Remember on Monday, when the Washington Post broke a story that officials at the Centers for Disease Control and Prevention had abruptly canceled a long-scheduled meeting on the health risks of climate change? If you missed it, the CDC didn’t give a reason why, but it was clear it had to do with the new Trump administration’s doubtful stance on climate change.
Well, the event is back on with a new host: former Vice President Al Gore, of An Inconvenient Truth fame.
According to a press release, Gore, along with the American Public Health Association, the Harvard Global Health Institute, and a number of other health and environment groups, will hold a one-day meeting on February 16 at the Carter Center in Atlanta — a scaled-down version of the original three-day CDC event.
The Washington Post’s Brady Dennis reported that it’s not yet clear whether CDC officials who were supposed to go to the canceled event will attend this one.
But the move sends a powerful signal: Civil society and academic organizations will try to fill the conversation gaps about climate change left by the new administration.
“Health professionals urgently need the very best science in order to protect the public, and climate science has increasingly critical implications for their day-to-day work,” said Gore in the statement. “With more and more hot days, which exacerbate the proliferation of the Zika virus and other public health threats, we cannot afford to waste any time.”

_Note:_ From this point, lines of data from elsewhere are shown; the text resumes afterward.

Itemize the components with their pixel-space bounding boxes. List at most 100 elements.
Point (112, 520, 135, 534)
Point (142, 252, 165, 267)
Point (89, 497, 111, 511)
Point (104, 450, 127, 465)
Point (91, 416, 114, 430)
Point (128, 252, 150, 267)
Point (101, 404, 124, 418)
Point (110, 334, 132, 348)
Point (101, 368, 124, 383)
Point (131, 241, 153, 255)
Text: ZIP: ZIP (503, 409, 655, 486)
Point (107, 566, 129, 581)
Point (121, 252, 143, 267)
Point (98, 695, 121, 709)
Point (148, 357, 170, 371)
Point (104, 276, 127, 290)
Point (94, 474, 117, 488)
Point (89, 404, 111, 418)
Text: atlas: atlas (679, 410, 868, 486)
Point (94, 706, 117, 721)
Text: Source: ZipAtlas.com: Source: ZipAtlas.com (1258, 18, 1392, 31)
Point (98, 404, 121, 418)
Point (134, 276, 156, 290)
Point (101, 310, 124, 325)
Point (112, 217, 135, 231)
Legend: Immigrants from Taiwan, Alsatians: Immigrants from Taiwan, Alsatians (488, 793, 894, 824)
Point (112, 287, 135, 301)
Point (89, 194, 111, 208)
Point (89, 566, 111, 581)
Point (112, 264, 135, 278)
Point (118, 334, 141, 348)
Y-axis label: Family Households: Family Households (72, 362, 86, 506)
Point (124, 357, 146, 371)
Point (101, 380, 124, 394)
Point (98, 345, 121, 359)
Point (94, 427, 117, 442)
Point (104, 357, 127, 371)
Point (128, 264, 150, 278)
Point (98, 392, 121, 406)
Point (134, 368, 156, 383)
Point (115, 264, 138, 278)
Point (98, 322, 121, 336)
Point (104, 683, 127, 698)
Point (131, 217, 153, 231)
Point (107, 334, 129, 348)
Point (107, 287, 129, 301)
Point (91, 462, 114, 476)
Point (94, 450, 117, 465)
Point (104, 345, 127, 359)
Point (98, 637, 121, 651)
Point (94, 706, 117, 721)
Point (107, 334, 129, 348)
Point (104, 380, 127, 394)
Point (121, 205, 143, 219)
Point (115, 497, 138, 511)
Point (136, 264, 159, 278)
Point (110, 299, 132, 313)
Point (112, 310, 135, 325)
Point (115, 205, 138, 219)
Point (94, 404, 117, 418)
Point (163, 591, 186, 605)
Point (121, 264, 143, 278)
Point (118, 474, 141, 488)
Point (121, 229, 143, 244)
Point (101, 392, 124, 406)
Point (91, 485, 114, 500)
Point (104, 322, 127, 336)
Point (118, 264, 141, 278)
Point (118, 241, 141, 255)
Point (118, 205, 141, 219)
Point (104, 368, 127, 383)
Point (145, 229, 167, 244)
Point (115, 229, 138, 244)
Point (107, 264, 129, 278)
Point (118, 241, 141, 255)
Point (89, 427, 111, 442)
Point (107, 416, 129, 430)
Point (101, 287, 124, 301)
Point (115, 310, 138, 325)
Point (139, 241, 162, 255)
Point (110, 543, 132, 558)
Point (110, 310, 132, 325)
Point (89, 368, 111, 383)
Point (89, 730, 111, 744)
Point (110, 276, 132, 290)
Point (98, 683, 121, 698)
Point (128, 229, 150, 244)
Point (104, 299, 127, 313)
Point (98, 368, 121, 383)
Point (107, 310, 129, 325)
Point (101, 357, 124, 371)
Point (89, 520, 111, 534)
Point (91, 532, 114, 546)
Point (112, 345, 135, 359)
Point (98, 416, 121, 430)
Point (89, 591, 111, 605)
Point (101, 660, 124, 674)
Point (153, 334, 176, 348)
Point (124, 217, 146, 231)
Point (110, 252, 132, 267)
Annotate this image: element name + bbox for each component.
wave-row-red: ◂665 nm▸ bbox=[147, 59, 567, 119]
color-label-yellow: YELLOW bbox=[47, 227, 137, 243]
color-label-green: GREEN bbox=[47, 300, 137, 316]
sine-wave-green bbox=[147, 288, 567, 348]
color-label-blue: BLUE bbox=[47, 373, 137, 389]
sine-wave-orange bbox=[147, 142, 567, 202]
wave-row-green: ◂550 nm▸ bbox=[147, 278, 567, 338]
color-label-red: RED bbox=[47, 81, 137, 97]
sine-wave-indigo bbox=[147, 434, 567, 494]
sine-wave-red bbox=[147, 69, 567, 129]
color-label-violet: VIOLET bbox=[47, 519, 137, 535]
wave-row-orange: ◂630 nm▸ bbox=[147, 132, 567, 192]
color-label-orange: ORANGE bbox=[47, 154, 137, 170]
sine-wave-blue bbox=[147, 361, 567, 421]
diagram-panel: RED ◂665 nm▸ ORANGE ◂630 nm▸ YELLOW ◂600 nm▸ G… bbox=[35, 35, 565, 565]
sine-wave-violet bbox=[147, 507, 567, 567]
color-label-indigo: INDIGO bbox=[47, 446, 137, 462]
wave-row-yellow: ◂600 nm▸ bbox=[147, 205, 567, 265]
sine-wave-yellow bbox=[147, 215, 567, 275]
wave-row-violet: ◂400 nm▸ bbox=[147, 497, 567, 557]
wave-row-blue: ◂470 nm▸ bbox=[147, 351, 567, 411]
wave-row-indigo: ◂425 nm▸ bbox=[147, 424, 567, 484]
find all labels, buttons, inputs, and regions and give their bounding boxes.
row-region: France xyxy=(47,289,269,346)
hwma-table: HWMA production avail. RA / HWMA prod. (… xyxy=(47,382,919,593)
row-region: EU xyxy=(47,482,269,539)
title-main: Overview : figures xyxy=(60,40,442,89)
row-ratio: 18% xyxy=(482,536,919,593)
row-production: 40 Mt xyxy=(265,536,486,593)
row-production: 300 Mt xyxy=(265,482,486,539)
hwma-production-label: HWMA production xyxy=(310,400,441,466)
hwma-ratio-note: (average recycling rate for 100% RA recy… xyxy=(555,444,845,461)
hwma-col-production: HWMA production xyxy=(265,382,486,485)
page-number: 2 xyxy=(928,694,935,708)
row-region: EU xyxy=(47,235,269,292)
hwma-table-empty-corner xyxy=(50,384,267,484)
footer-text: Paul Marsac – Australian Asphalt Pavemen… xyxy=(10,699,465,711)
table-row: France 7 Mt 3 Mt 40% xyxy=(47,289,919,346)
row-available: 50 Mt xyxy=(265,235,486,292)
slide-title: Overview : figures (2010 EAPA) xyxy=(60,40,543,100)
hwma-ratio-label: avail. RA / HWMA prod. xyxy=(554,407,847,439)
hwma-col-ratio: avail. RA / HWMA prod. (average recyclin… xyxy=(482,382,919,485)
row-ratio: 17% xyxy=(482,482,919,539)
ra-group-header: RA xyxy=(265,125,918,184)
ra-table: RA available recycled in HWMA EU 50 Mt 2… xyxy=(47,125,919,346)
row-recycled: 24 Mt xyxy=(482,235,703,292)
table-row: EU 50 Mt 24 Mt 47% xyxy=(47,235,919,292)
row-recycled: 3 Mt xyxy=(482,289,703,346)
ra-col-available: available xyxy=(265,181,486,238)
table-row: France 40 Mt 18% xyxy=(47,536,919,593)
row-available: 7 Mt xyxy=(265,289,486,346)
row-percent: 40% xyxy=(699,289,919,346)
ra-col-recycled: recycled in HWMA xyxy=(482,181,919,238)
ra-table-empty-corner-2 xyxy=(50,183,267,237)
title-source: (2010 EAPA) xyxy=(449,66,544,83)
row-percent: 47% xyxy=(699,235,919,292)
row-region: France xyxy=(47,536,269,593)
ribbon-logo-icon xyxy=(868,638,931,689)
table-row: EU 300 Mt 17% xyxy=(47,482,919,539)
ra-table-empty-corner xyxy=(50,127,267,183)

The canceled event was one in a series of disruptions at science-related agencies following Trump’s inauguration. Taken together, they suggest science in the age of Trump is on track for massive upheaval.
Climate change is increasingly being treated as a health issue
Scientists are already clear about the many ways in which climate change can really hurt public health. In a big 2015 report, The Lancet brought together experts who put it in stark terms: "The implications of climate change for a global population of 9 billion people threatens to undermine the last half century of gains in development and global health":
The direct effects of climate change include increased heat stress, floods, drought, and increased frequency of intense storms, with the indirect threatening population health through adverse changes in air pollution, the spread of disease vectors, food insecurity and under-nutrition, displacement, and mental ill health.
The authors also said that "tackling climate change could be the greatest global health opportunity of the 21st century."
And their report didn’t come in isolation. The health community is increasingly trying to reframe climate change and other environmental problems as health issues. "The evidence is overwhelming: Climate change endangers human health," said World Health Organization Director General Margaret Chan. "Solutions exist, and we need to act decisively to change this trajectory."
Still, there are a lot of scientific details still to work out, as well as strategies for how to prevent the worst effects.
The trouble is addressing the problem will require sectors other than health — such as transportation, energy, and agriculture — to wake up too. They'll need to work with the health community on actions that mitigate the health effects of climate change. And as long as climate change isn't seen as an urgent health issue, such action will be slow or nonexistent. Right now this isn't a widespread view: Research suggests few Americans think about climate change as a health issue.
The canceled — but now revived — climate change and health event will at least help keep the conversation going.